That whole amazing experience, where I started as a girl who started running a year and a half ago, made me realize just how much a person is capable of doing. I did start and end as a different person and would be lying if I said I wasn't thinking of doing another one, pain, tears, scars and all. I am a marathoner, and that is not the most amazing thing that happened to me that weekend.

I got countless emails and texts the week after asking me how I felt and my most honest answer was that I felt blessed. Yes, I was sore as hell and I could never imagine running a 5k, let alone a marathon, ever again, but more than that? I felt lucky.
Somewhere between my wipe out after mile 8 and the hill from hell at mile 24 I realized something. I was doing what so many people cannot. The day before, I was celebrating and walking in honor of so many people who would LOVE to be able to run even a mile, let alone 26.2. Sunday, I was realizing a dream I had put my mind too. My legs, muscles, feet, lungs, heart - sure, they may have been screaming and cramping in ways I didn't know was possible - were carrying me the whole way.

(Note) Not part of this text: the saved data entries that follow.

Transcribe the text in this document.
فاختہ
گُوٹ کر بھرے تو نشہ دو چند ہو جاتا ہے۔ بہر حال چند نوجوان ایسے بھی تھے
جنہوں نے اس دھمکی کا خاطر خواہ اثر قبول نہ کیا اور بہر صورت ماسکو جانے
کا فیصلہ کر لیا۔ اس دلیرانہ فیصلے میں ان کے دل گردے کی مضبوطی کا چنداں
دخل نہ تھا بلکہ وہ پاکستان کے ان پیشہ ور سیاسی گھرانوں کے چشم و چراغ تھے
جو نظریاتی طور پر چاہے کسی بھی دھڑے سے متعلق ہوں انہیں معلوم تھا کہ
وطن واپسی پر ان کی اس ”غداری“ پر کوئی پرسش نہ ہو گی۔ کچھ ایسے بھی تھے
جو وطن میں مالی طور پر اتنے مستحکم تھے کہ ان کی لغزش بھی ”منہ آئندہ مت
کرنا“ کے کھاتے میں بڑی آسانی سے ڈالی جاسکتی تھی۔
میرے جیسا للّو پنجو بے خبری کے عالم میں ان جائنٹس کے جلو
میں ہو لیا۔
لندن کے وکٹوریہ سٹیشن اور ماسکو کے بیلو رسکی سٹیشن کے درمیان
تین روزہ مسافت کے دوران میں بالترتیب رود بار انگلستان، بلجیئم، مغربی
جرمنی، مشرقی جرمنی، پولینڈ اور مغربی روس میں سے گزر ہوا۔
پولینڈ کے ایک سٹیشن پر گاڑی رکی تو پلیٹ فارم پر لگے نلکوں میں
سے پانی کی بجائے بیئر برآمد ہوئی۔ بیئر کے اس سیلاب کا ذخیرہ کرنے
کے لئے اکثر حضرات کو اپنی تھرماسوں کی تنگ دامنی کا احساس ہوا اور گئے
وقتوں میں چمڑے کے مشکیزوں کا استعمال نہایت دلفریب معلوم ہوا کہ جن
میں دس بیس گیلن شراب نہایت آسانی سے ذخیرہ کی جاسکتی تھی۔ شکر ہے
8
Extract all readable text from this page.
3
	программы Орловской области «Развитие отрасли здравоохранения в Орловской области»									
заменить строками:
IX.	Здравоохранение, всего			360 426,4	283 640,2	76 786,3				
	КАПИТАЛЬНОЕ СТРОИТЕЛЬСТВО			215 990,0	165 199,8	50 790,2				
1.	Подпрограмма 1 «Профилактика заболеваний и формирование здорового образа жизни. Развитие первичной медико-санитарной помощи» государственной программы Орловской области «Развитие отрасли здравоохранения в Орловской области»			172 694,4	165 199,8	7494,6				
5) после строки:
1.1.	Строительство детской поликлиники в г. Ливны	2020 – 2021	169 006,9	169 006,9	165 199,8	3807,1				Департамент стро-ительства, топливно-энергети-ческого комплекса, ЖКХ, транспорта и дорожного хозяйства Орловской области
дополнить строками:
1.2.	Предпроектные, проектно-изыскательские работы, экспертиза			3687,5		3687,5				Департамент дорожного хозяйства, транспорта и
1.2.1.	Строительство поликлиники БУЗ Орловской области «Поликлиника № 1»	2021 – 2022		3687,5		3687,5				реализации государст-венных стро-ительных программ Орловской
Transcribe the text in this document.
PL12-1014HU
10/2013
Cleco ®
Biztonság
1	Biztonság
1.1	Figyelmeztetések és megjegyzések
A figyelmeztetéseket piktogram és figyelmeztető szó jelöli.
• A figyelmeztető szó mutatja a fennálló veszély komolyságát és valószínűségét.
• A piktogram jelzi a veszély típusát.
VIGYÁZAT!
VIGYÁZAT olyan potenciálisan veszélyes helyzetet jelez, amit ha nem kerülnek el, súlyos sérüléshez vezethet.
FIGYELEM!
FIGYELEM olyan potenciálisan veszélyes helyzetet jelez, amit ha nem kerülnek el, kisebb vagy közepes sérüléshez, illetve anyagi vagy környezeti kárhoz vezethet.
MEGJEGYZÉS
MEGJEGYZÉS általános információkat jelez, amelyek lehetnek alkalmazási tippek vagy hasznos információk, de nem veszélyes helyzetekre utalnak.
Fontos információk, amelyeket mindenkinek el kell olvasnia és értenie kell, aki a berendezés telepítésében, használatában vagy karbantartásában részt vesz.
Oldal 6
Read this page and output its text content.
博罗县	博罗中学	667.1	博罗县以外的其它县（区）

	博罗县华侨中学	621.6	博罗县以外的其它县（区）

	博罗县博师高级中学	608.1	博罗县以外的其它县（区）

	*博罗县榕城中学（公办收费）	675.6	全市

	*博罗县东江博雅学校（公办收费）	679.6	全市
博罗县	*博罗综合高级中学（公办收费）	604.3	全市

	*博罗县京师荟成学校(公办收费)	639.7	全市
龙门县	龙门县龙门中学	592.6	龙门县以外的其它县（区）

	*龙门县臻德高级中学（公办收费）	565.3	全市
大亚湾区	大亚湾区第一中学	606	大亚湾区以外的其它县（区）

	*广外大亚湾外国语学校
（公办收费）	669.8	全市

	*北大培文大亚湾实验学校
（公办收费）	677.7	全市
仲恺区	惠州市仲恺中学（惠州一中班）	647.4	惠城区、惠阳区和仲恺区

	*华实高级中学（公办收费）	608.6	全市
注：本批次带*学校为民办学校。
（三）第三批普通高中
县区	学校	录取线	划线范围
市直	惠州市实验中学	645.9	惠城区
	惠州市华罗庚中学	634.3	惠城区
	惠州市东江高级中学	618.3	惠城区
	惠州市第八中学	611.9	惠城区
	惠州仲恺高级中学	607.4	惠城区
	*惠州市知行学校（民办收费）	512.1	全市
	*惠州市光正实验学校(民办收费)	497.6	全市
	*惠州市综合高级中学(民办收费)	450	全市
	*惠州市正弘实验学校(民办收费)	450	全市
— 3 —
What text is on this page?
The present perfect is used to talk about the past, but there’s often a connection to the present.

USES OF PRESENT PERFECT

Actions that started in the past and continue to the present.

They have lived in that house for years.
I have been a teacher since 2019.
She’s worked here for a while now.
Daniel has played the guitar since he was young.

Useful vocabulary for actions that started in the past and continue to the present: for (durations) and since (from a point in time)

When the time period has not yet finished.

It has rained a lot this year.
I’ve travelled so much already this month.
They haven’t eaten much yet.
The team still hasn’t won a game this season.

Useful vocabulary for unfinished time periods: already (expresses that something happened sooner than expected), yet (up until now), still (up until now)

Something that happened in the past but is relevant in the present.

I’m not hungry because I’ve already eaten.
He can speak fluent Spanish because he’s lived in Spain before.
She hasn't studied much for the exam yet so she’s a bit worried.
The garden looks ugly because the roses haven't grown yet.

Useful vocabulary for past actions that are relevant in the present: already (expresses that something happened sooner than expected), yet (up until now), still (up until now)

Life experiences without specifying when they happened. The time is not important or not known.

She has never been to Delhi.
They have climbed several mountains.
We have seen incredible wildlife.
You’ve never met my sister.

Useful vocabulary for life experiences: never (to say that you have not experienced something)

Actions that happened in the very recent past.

I wrote this many weeks ago and never posted it, I still don't think it provides the full message, or emotion, of what I feel about that weekend but it was time to hit 'Publish'. People still ask me why I did it. People think I have lost my mind as it is bad for my knees, or hips, or doesn't need to happen as no one is chasing me, or takes too much time, or or or. The real answer is I did it because I can and so many others cannot. And it isn't because they don't want to, or they just don't care to put in the training or try, they physically cannot do it.
I am a marathoner because I ran 26.2 miles and I did it because I can.